Use of personal protective equipment
The use of personal protective equipment (PPE) is mandatory where asbestos fibers are likely to be in the air. Lung testing results can be used to determine if PPEs are retaining their effectiveness in limiting exposure or if any changes need to be made to PPE types or PPE training. (Learn more in "Why Fit Testing is Important for Workers Wearing Personal Protective Equipment (PPE)".)
All PPE should be inspected regularly and should not leave the work site so that outside areas are not contaminated. Protective gear that becomes heavily contaminated needs to be replaced or discarded.

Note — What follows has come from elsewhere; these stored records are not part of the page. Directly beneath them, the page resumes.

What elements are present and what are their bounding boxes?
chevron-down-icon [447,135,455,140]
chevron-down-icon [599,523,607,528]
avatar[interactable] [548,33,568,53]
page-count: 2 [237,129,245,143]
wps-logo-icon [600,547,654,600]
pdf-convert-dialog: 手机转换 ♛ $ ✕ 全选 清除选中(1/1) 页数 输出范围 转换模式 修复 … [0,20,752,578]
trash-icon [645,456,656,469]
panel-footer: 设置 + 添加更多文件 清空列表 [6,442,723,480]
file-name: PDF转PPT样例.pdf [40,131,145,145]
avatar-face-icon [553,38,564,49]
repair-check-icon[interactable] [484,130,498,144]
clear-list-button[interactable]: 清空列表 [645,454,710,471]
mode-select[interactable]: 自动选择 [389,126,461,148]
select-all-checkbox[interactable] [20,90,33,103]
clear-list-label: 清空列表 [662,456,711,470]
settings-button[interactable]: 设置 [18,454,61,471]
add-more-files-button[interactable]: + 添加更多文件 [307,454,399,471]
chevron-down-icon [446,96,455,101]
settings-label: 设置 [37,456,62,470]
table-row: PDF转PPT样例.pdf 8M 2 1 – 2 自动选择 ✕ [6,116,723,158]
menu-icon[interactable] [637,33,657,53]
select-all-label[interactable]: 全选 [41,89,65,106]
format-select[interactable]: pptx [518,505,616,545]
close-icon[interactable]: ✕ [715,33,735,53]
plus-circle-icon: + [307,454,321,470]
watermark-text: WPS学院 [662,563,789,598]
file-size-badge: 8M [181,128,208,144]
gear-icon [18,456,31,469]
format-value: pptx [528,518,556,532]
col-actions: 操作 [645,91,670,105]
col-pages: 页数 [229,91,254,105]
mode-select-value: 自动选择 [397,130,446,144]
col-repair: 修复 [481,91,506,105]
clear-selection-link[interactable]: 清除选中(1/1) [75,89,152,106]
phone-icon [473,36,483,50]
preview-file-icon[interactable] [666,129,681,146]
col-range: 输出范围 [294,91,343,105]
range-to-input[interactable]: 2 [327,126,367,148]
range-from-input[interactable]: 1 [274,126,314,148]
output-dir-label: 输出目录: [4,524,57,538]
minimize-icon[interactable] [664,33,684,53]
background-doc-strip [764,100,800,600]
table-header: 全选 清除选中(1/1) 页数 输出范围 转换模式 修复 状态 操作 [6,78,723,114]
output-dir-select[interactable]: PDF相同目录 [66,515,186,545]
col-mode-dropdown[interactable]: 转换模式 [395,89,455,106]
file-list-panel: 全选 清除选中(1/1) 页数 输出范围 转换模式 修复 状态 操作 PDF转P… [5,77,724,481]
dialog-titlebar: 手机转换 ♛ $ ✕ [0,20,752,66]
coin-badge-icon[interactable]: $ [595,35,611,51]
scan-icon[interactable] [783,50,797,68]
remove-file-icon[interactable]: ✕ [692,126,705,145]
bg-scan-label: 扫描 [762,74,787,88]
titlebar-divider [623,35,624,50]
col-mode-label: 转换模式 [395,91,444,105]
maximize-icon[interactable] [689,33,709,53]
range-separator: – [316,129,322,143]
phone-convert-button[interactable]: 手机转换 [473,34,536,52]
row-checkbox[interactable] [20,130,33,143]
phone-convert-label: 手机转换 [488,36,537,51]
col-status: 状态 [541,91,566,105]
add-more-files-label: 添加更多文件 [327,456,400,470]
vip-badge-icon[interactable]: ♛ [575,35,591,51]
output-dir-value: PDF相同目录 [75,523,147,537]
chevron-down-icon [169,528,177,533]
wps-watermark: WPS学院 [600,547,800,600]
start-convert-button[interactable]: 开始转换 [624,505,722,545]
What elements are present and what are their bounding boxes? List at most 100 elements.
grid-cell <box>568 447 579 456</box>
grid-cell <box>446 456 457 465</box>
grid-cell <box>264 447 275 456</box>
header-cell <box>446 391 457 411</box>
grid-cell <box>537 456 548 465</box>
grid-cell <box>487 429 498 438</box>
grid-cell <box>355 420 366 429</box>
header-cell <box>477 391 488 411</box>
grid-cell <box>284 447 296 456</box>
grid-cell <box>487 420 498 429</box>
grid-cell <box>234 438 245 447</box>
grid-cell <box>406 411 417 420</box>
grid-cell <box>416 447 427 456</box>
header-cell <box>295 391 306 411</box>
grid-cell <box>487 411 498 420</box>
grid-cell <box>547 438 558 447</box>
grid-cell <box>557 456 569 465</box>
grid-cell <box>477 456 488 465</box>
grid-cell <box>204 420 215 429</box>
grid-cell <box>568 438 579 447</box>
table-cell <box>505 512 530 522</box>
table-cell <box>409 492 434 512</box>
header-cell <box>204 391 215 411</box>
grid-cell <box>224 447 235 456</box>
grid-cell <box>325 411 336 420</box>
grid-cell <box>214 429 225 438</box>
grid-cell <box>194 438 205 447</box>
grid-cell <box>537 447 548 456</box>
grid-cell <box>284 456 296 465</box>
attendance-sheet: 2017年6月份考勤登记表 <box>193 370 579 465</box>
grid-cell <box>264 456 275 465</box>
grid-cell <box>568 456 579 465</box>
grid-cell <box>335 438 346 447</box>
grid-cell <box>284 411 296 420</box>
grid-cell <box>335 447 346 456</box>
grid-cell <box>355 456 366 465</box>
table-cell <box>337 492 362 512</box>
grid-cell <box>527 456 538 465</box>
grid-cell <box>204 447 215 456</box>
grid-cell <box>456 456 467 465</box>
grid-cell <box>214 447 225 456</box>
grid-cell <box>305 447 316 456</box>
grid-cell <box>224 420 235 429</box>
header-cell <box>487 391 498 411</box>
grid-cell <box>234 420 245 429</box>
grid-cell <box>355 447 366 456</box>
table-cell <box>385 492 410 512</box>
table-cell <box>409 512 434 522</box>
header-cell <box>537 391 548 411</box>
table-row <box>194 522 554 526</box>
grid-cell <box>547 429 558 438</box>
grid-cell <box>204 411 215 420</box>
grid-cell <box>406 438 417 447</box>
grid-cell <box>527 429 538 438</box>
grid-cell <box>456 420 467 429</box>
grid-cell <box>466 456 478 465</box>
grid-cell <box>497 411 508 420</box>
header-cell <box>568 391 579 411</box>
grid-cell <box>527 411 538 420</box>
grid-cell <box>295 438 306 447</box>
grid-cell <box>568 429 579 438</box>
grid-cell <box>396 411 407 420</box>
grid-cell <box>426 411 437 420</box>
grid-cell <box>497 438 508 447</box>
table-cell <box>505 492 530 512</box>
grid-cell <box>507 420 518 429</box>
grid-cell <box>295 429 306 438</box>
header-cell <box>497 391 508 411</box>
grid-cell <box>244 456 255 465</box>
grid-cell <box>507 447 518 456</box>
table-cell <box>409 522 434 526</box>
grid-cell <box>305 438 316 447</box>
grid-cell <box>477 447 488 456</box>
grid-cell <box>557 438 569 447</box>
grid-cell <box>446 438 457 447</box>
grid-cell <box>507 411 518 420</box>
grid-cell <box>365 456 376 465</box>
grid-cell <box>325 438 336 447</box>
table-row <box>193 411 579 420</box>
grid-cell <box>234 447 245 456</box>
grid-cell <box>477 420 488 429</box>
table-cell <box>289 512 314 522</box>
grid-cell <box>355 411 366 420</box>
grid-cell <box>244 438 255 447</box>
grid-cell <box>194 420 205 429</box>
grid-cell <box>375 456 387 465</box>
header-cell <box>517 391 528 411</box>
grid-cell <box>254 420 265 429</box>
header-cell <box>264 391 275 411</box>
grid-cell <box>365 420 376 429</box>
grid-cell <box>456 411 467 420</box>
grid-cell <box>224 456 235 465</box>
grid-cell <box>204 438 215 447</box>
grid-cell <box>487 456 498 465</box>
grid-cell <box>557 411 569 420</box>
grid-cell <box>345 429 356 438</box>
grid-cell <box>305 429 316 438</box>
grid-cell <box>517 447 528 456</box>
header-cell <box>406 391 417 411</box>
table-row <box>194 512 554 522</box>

Provide adequate hygiene facilities
Since asbestos fibers are easy to carry on work clothes, shoes, hair and skin, employers need to provide shower facilities on the premises. It is recommended that employees working on asbestos contaminated sites should wash their skin immediately after suspected contact or contamination. Workers should have scheduled shower breaks after every shift and wash skin before having anything to eat or drink on the premises.
Workers should leave the premises in clean, uncontaminated clothing.
Arrange worker training programs
Employers with asbestos residue on the work site must provide appropriate training to their employees. General training to all workers should include awareness about the properties and correlation of asbestos and lung cancer with additional focus on smokers who work in such environments. In addition, workers should also be informed about the different procedures in case of an emergency.
Since all asbestos related diseases have a long latency period
from the time of exposure to the development of symptoms, regular testing can
help detect any hidden features of the disease. Including common symptom training and surveys for workers can help ensure exposed workers report for testing rather than ignoring symptoms or believing they have a less serious cause.